We have been discussing the continuing gushing costs of the wars in Afghanistan and Iraq while we cut basic programs and services. I was happy to even see a member ask about the costs. Most politicians have refused to risk the political costs of being blamed for a withdrawal or a perceived defeat. As a result, our personnel were left in harm’s way, even as the country’s president called us “demons”, our allies denied basic rights to woman and religious minorities, and polls showed intense anti-American sentiments. Hundreds of billions were spent to provide political cover for leaders who needed to show that they were tough on terror. Of course, while calling the U.S. demons and liars, Karzai continued to demand billions in aid and bags full of cash delivered to his personal office.
While publicly suggesting that he has fought to end the war, the Obama Administration has been struggling to keep troops in the country with the promise of the continuation of huge amounts of aid in one of the most corrupt governments on Earth. Ironically, with their fortunes improving on the field, the Taliban do not appear that enthusiastic about teaming up with Karzai and he may be forced to sign the agreement. The Obama Administration will then have another foreign policy victory: an agreement with a man who declared us to be the enemy and tried to reach an alliance with the Taliban who has killed U.S. soldiers so that we can spend billions more to prop up his corrupt government.

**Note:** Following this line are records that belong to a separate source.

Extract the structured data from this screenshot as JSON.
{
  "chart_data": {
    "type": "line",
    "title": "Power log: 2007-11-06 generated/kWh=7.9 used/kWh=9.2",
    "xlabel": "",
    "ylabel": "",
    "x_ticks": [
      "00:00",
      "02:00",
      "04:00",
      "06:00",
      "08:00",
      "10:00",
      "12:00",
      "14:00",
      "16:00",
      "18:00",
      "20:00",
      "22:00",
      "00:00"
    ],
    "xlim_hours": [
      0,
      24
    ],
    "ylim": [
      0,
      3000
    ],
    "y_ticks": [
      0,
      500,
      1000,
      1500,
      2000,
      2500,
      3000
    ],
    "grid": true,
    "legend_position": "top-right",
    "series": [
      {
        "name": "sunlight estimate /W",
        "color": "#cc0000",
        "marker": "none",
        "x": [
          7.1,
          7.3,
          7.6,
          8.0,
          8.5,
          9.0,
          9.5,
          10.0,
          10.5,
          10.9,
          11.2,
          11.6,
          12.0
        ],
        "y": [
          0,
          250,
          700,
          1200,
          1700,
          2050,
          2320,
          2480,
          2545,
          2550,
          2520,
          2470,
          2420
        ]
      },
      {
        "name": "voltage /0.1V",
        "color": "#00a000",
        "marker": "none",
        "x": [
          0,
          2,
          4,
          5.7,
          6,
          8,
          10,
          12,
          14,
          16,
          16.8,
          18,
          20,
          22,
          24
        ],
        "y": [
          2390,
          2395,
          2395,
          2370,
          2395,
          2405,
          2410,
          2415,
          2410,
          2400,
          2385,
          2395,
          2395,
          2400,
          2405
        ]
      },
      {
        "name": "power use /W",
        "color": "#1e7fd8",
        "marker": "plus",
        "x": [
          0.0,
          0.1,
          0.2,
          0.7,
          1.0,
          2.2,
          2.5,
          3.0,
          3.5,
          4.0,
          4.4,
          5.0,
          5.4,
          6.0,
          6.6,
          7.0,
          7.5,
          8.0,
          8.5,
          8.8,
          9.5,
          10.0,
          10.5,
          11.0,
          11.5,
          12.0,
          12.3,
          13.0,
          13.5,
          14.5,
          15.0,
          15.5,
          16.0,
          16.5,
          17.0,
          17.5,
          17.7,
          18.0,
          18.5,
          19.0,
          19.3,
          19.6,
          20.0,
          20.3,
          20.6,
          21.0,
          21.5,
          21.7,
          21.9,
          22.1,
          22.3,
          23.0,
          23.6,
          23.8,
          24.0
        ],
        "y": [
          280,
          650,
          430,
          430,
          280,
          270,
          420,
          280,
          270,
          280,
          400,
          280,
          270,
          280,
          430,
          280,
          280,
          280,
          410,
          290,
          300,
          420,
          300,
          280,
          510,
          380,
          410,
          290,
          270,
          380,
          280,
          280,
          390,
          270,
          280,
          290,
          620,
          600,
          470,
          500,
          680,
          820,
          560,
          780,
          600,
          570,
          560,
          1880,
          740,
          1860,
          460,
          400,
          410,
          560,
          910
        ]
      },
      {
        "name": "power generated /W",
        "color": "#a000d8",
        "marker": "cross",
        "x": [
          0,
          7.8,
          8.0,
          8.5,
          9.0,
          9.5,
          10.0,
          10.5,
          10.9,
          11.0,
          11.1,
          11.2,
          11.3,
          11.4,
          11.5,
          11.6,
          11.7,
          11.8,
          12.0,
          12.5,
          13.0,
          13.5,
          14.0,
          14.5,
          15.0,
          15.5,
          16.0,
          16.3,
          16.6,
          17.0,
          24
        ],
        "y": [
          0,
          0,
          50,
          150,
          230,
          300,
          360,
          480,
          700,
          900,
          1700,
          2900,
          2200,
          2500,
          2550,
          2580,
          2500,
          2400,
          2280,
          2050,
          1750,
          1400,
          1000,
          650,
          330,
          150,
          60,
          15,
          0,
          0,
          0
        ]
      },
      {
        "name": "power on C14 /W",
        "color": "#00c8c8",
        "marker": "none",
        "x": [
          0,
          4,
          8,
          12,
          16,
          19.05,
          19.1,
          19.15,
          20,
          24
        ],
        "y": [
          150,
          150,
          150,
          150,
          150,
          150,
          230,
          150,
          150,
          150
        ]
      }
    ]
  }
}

In the meantime, U.S. citizens are being told of the need to cut environmental, scientific, and educations programs for lack of millions while we are fighting to given Karzai and his government billions more in support, military operations, and government contracts.
It reminds me of that great line in Three Days of the Condor when an intelligence officer (Higgins) speaks to the head of the agency about his storied career as they plot the death of an innocent former employee played by Robert Redford:
Mr. Wabash: I go even further back than that. Ten years after The Great War, as we used to call it. Before we knew enough to number them.
Higgins: You miss that kind of action, sir?
Mr. Wabash: No, I miss that kind of clarity.
Perhaps the thing I miss the most is not the loss of principle (which was abandoned by the Obama Administration years ago) but the clarity as to who exactly is the bad guy in this war.